Date of Award

2015

Document Type

Open Access Dissertation

Department

English Language and Literatures

Sub-Department

College of Arts and Sciences

First Advisor

Catherine Keyser

Abstract

In novels of artistic development (or künstlerromane) by women in the early twentieth-century, becoming an artist is intimately tied to becoming recognized as an individual. It would appear that an era of rapid change and expanding opportunities for women would result in affirmative narratives of women’s artistry, but studying texts by Edith Wharton, Anzia Yezierska, Zelda Fitzgerald, and Dawn Powell shows that stringent gender roles can still keep women from realizing artist success.

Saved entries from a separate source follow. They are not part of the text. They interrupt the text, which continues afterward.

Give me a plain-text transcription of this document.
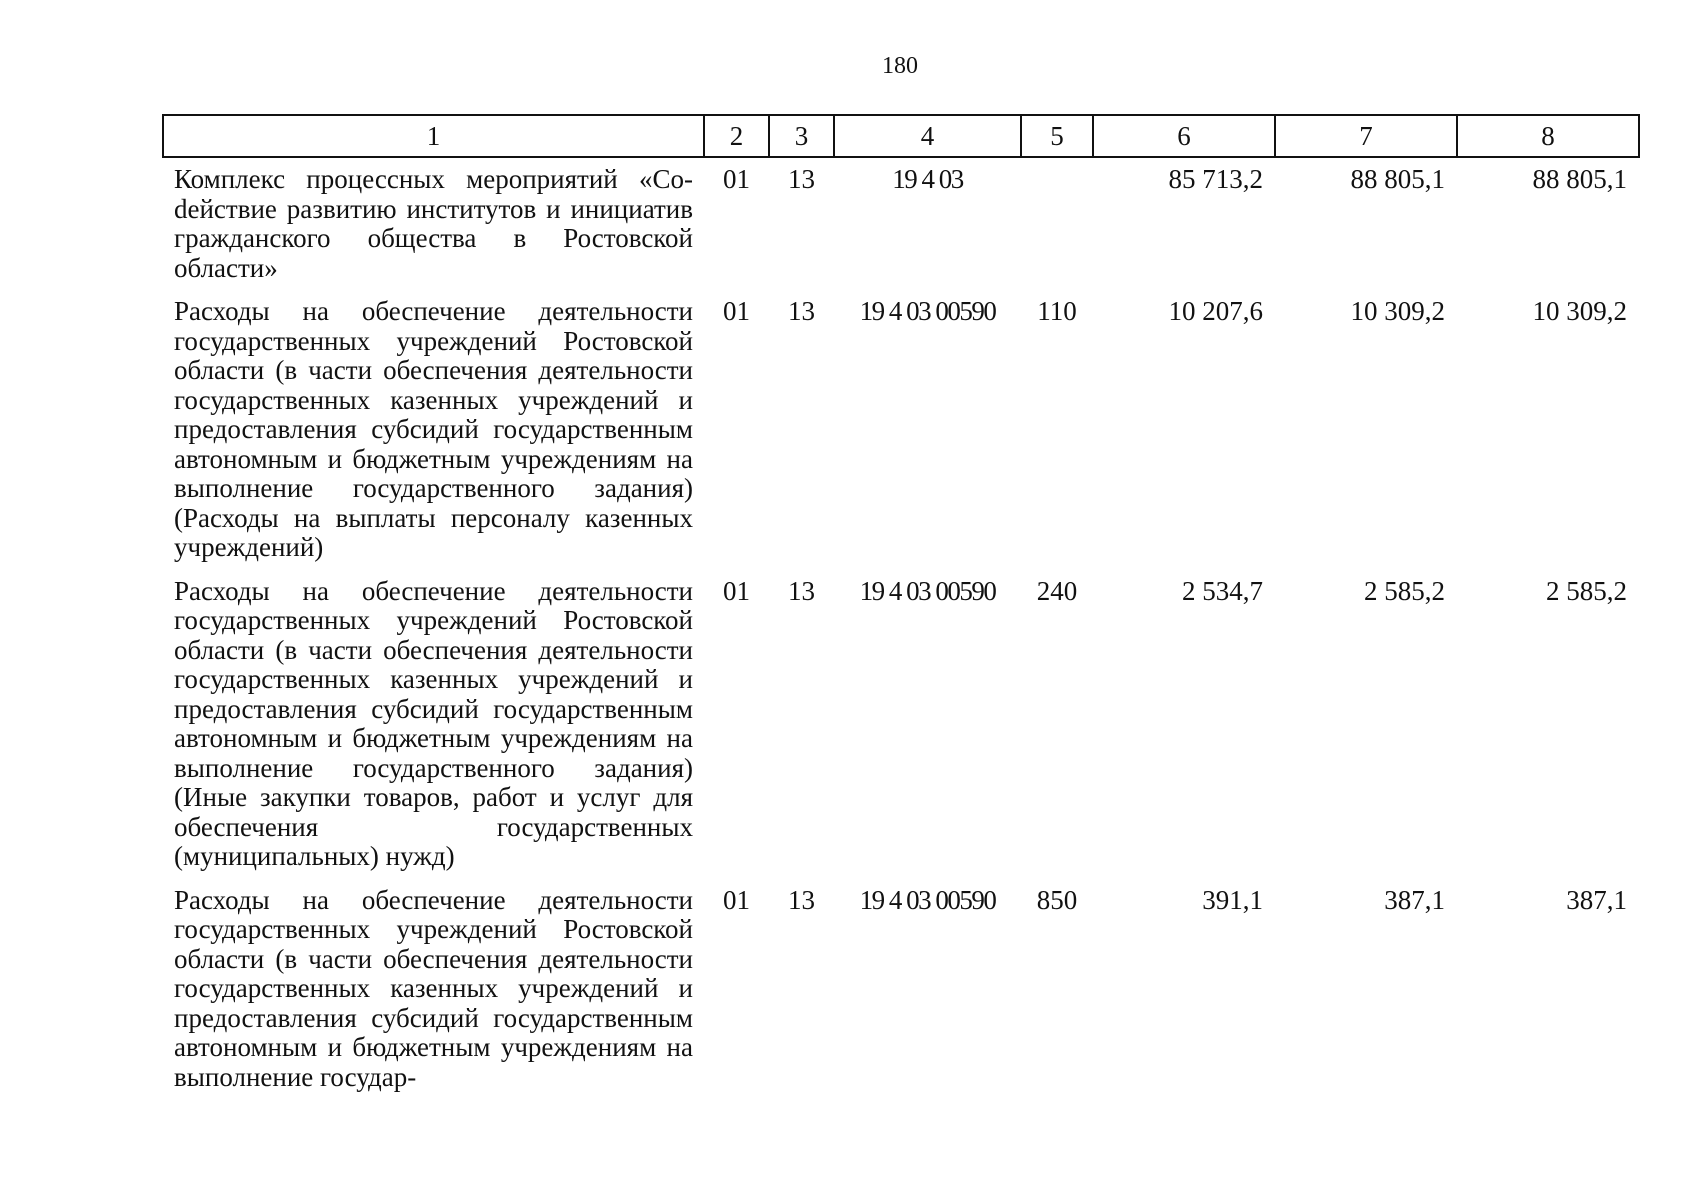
180
1	2	3	4	5	6	7	8
Комплекс процессных мероприятий «Соdействие развитию институтов и инициатив гражданского общества в Ростовской области»	01	13	19 4 03		85 713,2	88 805,1	88 805,1
Расходы на обеспечение деятельности государственных учреждений Ростовской области (в части обеспечения деятельности государственных казенных учреждений и предоставления субсидий государственным автономным и бюджетным учреждениям на выполнение государственного задания) (Расходы на выплаты персоналу казенных учреждений)	01	13	19 4 03 00590	110	10 207,6	10 309,2	10 309,2
Расходы на обеспечение деятельности государственных учреждений Ростовской области (в части обеспечения деятельности государственных казенных учреждений и предоставления субсидий государственным автономным и бюджетным учреждениям на выполнение государственного задания) (Иные закупки товаров, работ и услуг для обеспечения государственных (муниципальных) нужд)	01	13	19 4 03 00590	240	2 534,7	2 585,2	2 585,2
Расходы на обеспечение деятельности государственных учреждений Ростовской области (в части обеспечения деятельности государственных казенных учреждений и предоставления субсидий государственным автономным и бюджетным учреждениям на выполнение государ-	01	13	19 4 03 00590	850	391,1	387,1	387,1
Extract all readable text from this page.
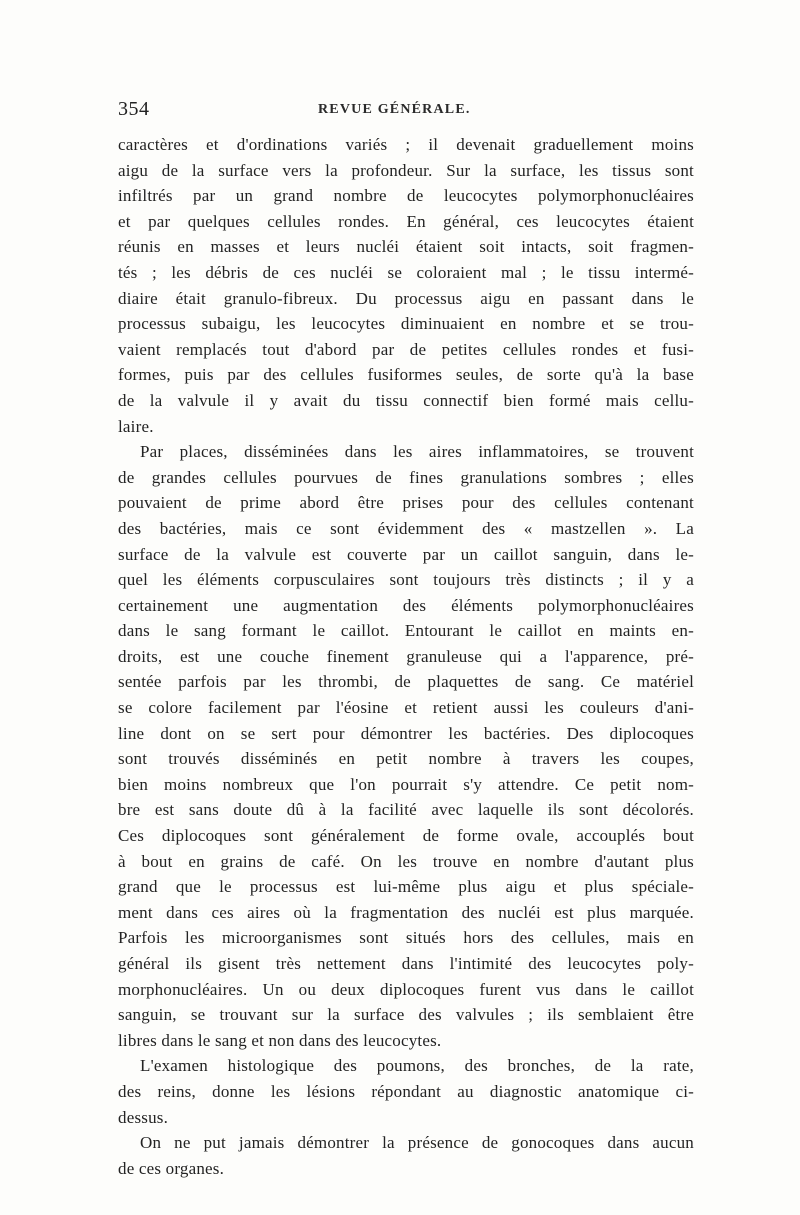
354	REVUE GÉNÉRALE.
caractères et d'ordinations variés ; il devenait graduellement moins
aigu de la surface vers la profondeur. Sur la surface, les tissus sont
infiltrés par un grand nombre de leucocytes polymorphonucléaires
et par quelques cellules rondes. En général, ces leucocytes étaient
réunis en masses et leurs nucléi étaient soit intacts, soit fragmen-
tés ; les débris de ces nucléi se coloraient mal ; le tissu intermé-
diaire était granulo-fibreux. Du processus aigu en passant dans le
processus subaigu, les leucocytes diminuaient en nombre et se trou-
vaient remplacés tout d'abord par de petites cellules rondes et fusi-
formes, puis par des cellules fusiformes seules, de sorte qu'à la base
de la valvule il y avait du tissu connectif bien formé mais cellu-
laire.
Par places, disséminées dans les aires inflammatoires, se trouvent
de grandes cellules pourvues de fines granulations sombres ; elles
pouvaient de prime abord être prises pour des cellules contenant
des bactéries, mais ce sont évidemment des « mastzellen ». La
surface de la valvule est couverte par un caillot sanguin, dans le-
quel les éléments corpusculaires sont toujours très distincts ; il y a
certainement une augmentation des éléments polymorphonucléaires
dans le sang formant le caillot. Entourant le caillot en maints en-
droits, est une couche finement granuleuse qui a l'apparence, pré-
sentée parfois par les thrombi, de plaquettes de sang. Ce matériel
se colore facilement par l'éosine et retient aussi les couleurs d'ani-
line dont on se sert pour démontrer les bactéries. Des diplocoques
sont trouvés disséminés en petit nombre à travers les coupes,
bien moins nombreux que l'on pourrait s'y attendre. Ce petit nom-
bre est sans doute dû à la facilité avec laquelle ils sont décolorés.
Ces diplocoques sont généralement de forme ovale, accouplés bout
à bout en grains de café. On les trouve en nombre d'autant plus
grand que le processus est lui-même plus aigu et plus spéciale-
ment dans ces aires où la fragmentation des nucléi est plus marquée.
Parfois les microorganismes sont situés hors des cellules, mais en
général ils gisent très nettement dans l'intimité des leucocytes poly-
morphonucléaires. Un ou deux diplocoques furent vus dans le caillot
sanguin, se trouvant sur la surface des valvules ; ils semblaient être
libres dans le sang et non dans des leucocytes.
L'examen histologique des poumons, des bronches, de la rate,
des reins, donne les lésions répondant au diagnostic anatomique ci-
dessus.
On ne put jamais démontrer la présence de gonocoques dans aucun
de ces organes.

In Wharton’s The House of Mirth, Lily Bart ruins her prospects on the marriage market by striving for freedom and aesthetic pleasure. Those desires cannot be reconciled with the very real necessity of marriage for financial and social stability, so she finds that her artistic desires are incompatible with her station. Yezierska’s Hungry Hearts and Bread Givers promote the importance of self-making for becoming a scholar or artist. Her heroines all yearn to be legible as American, and Yezierska’s unique take on the künstlerroman requires community engagement in order for inspiration to strike. In Fitzgerald’s Save Me the Waltz, Alabama Beggs presents a proto-feminist slant on artistic development. In the fact of stringent opposition by her peers and her artist husband, Alabama decides to fail spectacularly both as a dancer and as a wife and mother, thus asserting her agency and defying social strictures that would attempt to determine her behavior. Powell’s Ebie Vane swings between high and low culture in Angels on Toast, ultimately finding that modernity’s promises to woman are a lie: Ebie can choose neither love nor career without making distasteful sacrifices, and she certainly can’t have both. Key to all of these artist-heroines’ journeys is failure. These modern künstlerromane dramatize the difficulty of women attempting to enter the public sphere as artists when they are not recognized as autonomous individuals or are instead consumed as art objects.